Example 1: film crew usually dress in the way they feel the most comfortable with. That means, if the weather is hot, then they would just wear short and t-shirt, even sleeves-less shirt. They do aware that if they enter temple/religious place or government/business office, they should wear more proper/formal clothes. However, if they film at places without dress code, then they would just wear the things they want, and not all the time it makes a good impression with interviewees/local people/local authority. Then fixer sometimes need to explain to local people that it’s hard and hot for crew to work if they wear formal clothes.
At the same time, fixer need to dress up properly/more formal, since fixer is the ‘face’ for the crew for that time.
Example 2: Explain for film crew if a local person mean or doesn’t mean something in his/her action.
It could be interviewee tried to say goodbye to cameraman but at that time cameraman was too far away and too focused into his camera. When he’s back interviewee already left. Vietnam fixer would let cameraman know that interviewee already tried to say goodbye.
It could be if an interviewee wants to take a photo with the film crew. For film crew, they focus into their work and doesn’t want much distraction, include taking photos. However, sometime few photos may be the only things an interview get. And sometime it’s special for interviewee to be filmed, thus, they want to keep some good memories.
+ Think ahead:
not only deal with current things, fixer need to think and prepare ahead. Because not all details can be discussed during preparation, many details only can be confirmed when crew arrive, see the places and make decisions. Thus, original plan could be changed dramatically. Or due to some unexpected things happen, filming can’t happen like planned schedule (could be weather, crew member is sick, interviewee isn’t available, the planned location can’t open for filming anymore …), then plan need to be changed and Vietnam fixer need to help/work together with crew for a new plan/plan B.

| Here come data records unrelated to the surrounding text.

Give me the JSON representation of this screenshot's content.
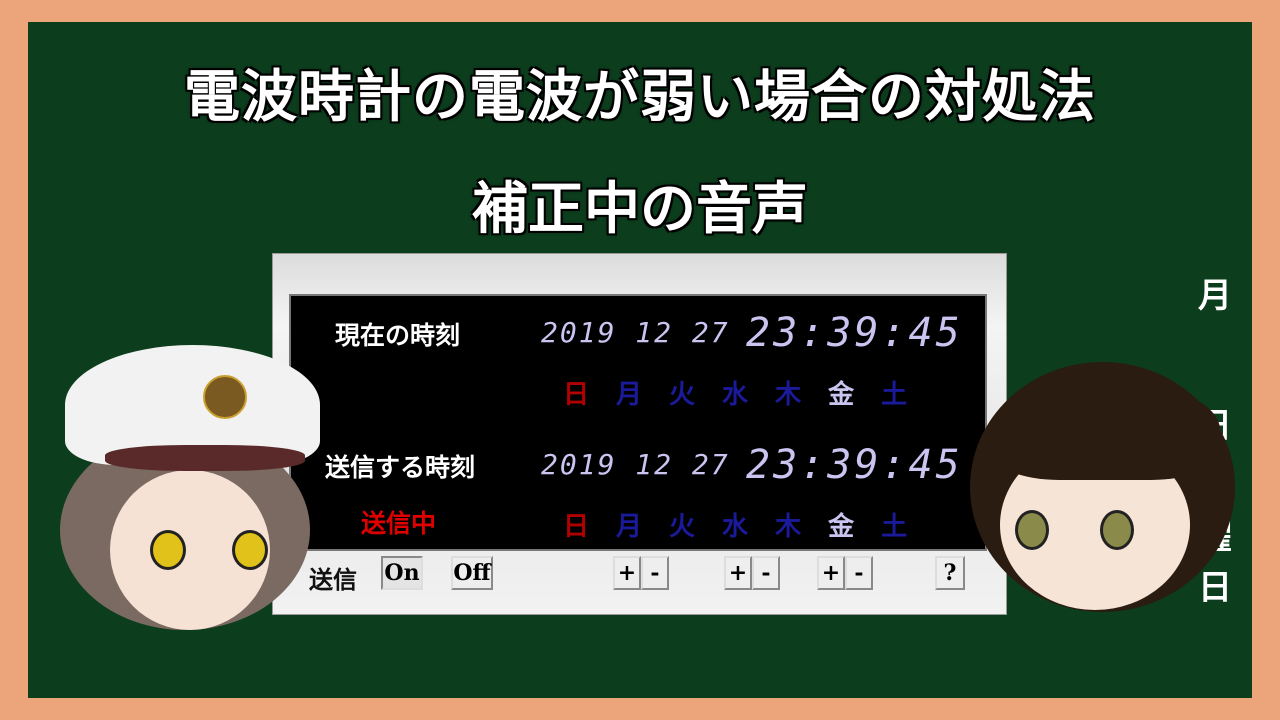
{
  "title": "電波時計の電波が弱い場合の対処法",
  "subtitle": "補正中の音声",
  "side_text": [
    "月",
    "日",
    "曜",
    "日"
  ],
  "clock": {
    "current_label": "現在の時刻",
    "current_date": "2019 12 27",
    "current_time": "23:39:45",
    "send_label": "送信する時刻",
    "send_date": "2019 12 27",
    "send_time": "23:39:45",
    "status": "送信中",
    "weekdays": [
      "日",
      "月",
      "火",
      "水",
      "木",
      "金",
      "土"
    ],
    "active_weekday": "金",
    "colors": {
      "sunday": "#b00000",
      "inactive": "#1a1a9a",
      "active": "#c9c4f0",
      "status": "#e00000"
    },
    "controls": {
      "send_label": "送信",
      "on": "On",
      "off": "Off",
      "plus": "+",
      "minus": "-",
      "help": "?"
    }
  }
}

+ Be aware of things and act before being asked:
– Example 1: if crew says they have to change their return/onwards flight, then fixer need to check if they need to fly later than planned schedule, and if their visa is still valid then.

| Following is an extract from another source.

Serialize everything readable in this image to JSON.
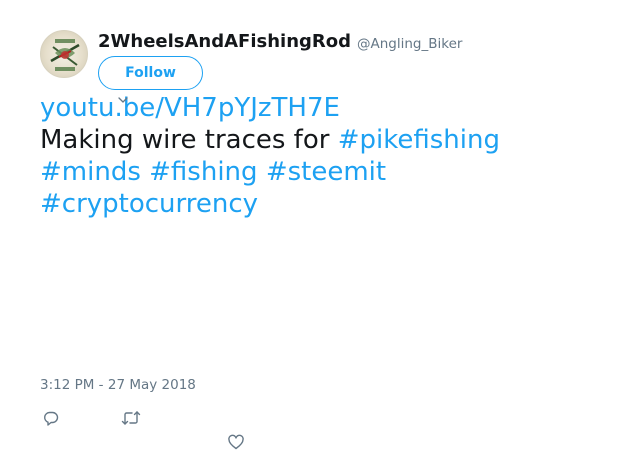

– Example 2: if at a tourist place which has a lot of visitors, and the visitors may block certain view for filming, then Vietnam fixer help film crew to ask for their favor of move elsewhere temporarily.

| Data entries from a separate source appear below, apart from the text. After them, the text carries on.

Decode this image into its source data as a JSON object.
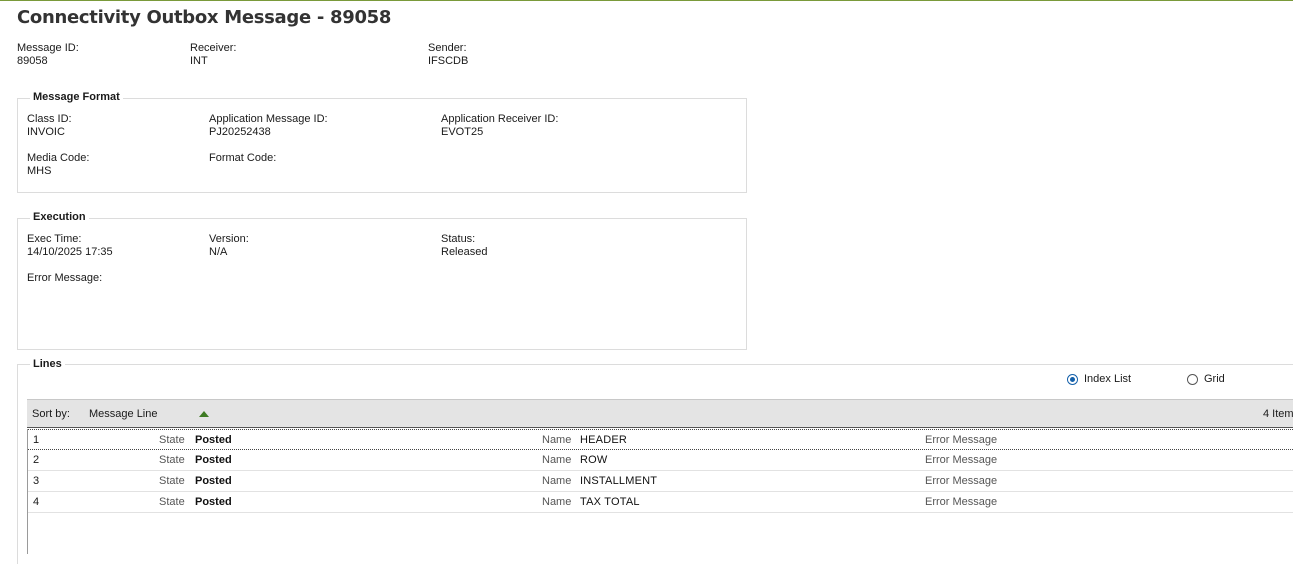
{
  "page": {
    "title": "Connectivity Outbox Message - 89058"
  },
  "header": {
    "message_id": {
      "label": "Message ID:",
      "value": "89058"
    },
    "receiver": {
      "label": "Receiver:",
      "value": "INT"
    },
    "sender": {
      "label": "Sender:",
      "value": "IFSCDB"
    }
  },
  "message_format": {
    "title": "Message Format",
    "class_id": {
      "label": "Class ID:",
      "value": "INVOIC"
    },
    "app_message_id": {
      "label": "Application Message ID:",
      "value": "PJ20252438"
    },
    "app_receiver_id": {
      "label": "Application Receiver ID:",
      "value": "EVOT25"
    },
    "media_code": {
      "label": "Media Code:",
      "value": "MHS"
    },
    "format_code": {
      "label": "Format Code:",
      "value": ""
    }
  },
  "execution": {
    "title": "Execution",
    "exec_time": {
      "label": "Exec Time:",
      "value": "14/10/2025 17:35"
    },
    "version": {
      "label": "Version:",
      "value": "N/A"
    },
    "status": {
      "label": "Status:",
      "value": "Released"
    },
    "error_message": {
      "label": "Error Message:",
      "value": ""
    }
  },
  "lines": {
    "title": "Lines",
    "view_options": {
      "index_list": "Index List",
      "grid": "Grid",
      "selected": "index_list"
    },
    "sort_by_label": "Sort by:",
    "sort_field": "Message Line",
    "item_count": "4 Item",
    "rows": [
      {
        "index": "1",
        "state_label": "State",
        "state": "Posted",
        "name_label": "Name",
        "name": "HEADER",
        "error_label": "Error Message"
      },
      {
        "index": "2",
        "state_label": "State",
        "state": "Posted",
        "name_label": "Name",
        "name": "ROW",
        "error_label": "Error Message"
      },
      {
        "index": "3",
        "state_label": "State",
        "state": "Posted",
        "name_label": "Name",
        "name": "INSTALLMENT",
        "error_label": "Error Message"
      },
      {
        "index": "4",
        "state_label": "State",
        "state": "Posted",
        "name_label": "Name",
        "name": "TAX TOTAL",
        "error_label": "Error Message"
      }
    ]
  },
  "colors": {
    "accent": "#1460aa",
    "sort_arrow": "#3d7a22",
    "top_border": "#7a9a3a"
  }
}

– Example 3: I remember myself working with a film crew around Hoan Kiem lake, and there was an old woman selling toys and souvenir stuffs for tourists. She usually toyed a noise-making toy on her hand and it makes quite an annoying noise. Since it’s a public place, and she doesn’t have any encounter with the filming crew, it’s not nice to just ask her to stop doing so. So I just came to her place, asking her about the goods, so she is being distracted to answer me and not play with the toy anymore. By the end, I also bought one of her goods and asked her for a favor to not play with the toy for the time the film crew is there. It’s better to build a relationship with people first before asking them.
+ Various no name tasks:
– Help crew to carry things if it’s suitable for fixer.
– Help to put lapel mic for interviewee. Specially for me as a female fixer, it would be easier for me to help female interviewee rather than normally, male cameraman.
– Help to buy things like: water, snack, entrance tickets, even gear …
– Shipping things
* Notes for film crew:
We know that you come to Vietnam to film and that means promote for us, so your work should be appreciated and supported more, rather than you have to deal with challenges from uncooperativeness from local people. Specially, if you have film permit which you’re legally filmed. We understand that and wish things were/are/will be easier for you.
However, for your own sake of easier filming, please do treat the situations as you’re asking people for their favor, although it may be the other way around that you’re doing Vietnam a favor by promoting us.